There’s been a lot of talk in the media business about concept of an “open newsroom,” one in which readers and regular citizens help traditional journalists in the news-gathering process, but with a few exceptions — including the Guardian and ProPublica — examples of such a thing in action have been relatively rare. One of the few companies trying to pursue the idea across a number of platforms is Storyful, the social-media-based news service, which launched its Open Newsroom project several months ago.
As the site Journalism.co.uk described in a recent post on the project, the Open Newsroom consists of a Google+ page with a relatively small membership — about 200 at the moment — made up of users who have volunteered to help verify photos, videos and other content that comes in through social media channels like Twitter, Facebook, YouTube and Flickr. Storyful managing editor Markham Nolan says the company deliberately limited the number of members to try and keep down the noise within the group. As the description says:
“We are operating an open newsroom, available to journalists and experts who share our aims. This will be a real-time community of news professionals working together to establish the maximum clarity and context around the big stories of the day. Our objective is to debunk, fact-check, clarify, credit and source. It is a work in progress.”
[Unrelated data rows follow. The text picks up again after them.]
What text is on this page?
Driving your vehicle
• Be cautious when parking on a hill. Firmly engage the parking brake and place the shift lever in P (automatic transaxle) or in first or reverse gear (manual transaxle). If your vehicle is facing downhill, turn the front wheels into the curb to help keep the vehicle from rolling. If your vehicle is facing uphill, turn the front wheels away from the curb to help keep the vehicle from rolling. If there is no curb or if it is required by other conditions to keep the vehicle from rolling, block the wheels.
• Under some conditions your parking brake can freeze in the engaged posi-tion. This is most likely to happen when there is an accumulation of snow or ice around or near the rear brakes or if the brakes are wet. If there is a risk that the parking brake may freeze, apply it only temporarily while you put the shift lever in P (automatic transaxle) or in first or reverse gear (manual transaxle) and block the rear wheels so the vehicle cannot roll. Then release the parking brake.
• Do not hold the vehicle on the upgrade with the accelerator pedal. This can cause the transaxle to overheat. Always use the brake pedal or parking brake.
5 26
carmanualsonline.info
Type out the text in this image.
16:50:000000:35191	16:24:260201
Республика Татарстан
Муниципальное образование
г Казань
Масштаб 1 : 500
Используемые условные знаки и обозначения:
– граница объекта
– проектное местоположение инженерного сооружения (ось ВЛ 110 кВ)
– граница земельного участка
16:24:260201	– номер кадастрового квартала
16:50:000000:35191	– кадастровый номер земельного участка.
Verification is better done in public
Storyful’s main line of work is identifying and verifying news-related photos and video for a roster of media clients, including major players like ABC News and Bloomberg. The company has also branched out into representing the producers of that user-generated content in their negotiations with media companies to license their photos and video, and founder Mark Little has also lobbied for a “public license” that would provide credit for such citizen journalists.
Even before it launched the Open Newsroom, the company had been expanding the way it verifies social-media content to take advantage of the abilities of the crowd: it used to have a private Twitter account called Storyful Pro where it collected and distributed much of its verified content, but last fall Little decided to open up that process and make the account public, because he said that he believed crowdsourcing was the best way to approach that kind of verification.
The Google+ newsroom isn’t terribly complicated — it is simply a group that focuses on photos or video that have come from a social-media source, such as videos of a rocket attack in Syria, and tries to crowdsource as much information about them as possible. Nolan told Journalism.co.uk that the group has already been fairly successful in a number of cases, including doing some real-time verification of videos that were coming from Egypt recently:
“Pulling in people with local knowledge, and some good independent journalists, we were able to pool skills in the Open Newsroom and get to the bottom of the situation… Using a second video, and input from two other collaborators who had further contacts on the ground, this dramatic piece of footage was verified as close as is possible without physically accompanying the cameraman onto the street.”
In one recent incident, the Storyful newsroom even got a submission from Brown Moses, the pseudonymous British blogger who has become something of a celebrity within social-media-powered news circles for his skill in verifying information about weapons in Syria — a skill he has developed more or less on his own by watching thousands of YouTube videos and checking public databases of information about military weaponry.
Building a crowdsourced newsroom
What Brown Moses has shown by developing that kind of expertise — expertise that has been celebrated by professional journalists like New York Times reporter C.J. Chivers, a former Marine — is that citizen journalists or even just intelligent bystanders can contribute to the reporting around a conflict like Syria, and that’s what Storyful’s open newsroom idea is based on. It’s like a crowdsourced version of the BBC’s “user-generated content” desk, which does exactly the same thing inside the British broadcaster’s newsroom.
In many ways, it’s also the same approach that NPR’s Andy Carvin took when he started reporting on the Arab Spring uprisings in Egypt and Tunisia: reaching out to a group of reliable Twitter followers from the region — which he says he came to think of as his newsroom — in order to verify photos of victims, videos of bombed-out buildings and other content. In some cases, Carvin was able to identify buildings and events well in advance of mainstream news organizations.
Many media organizations are happy to take photos and video from social-media sources and use them in their reporting, but few are using the features of those massive distributed platforms to actually verify that content or to put it in context — or to give credit to those who produced it. At least Storyful and a few others are showing what is possible when we stop thinking of a newsroom a specific place and start thinking of it as an open process.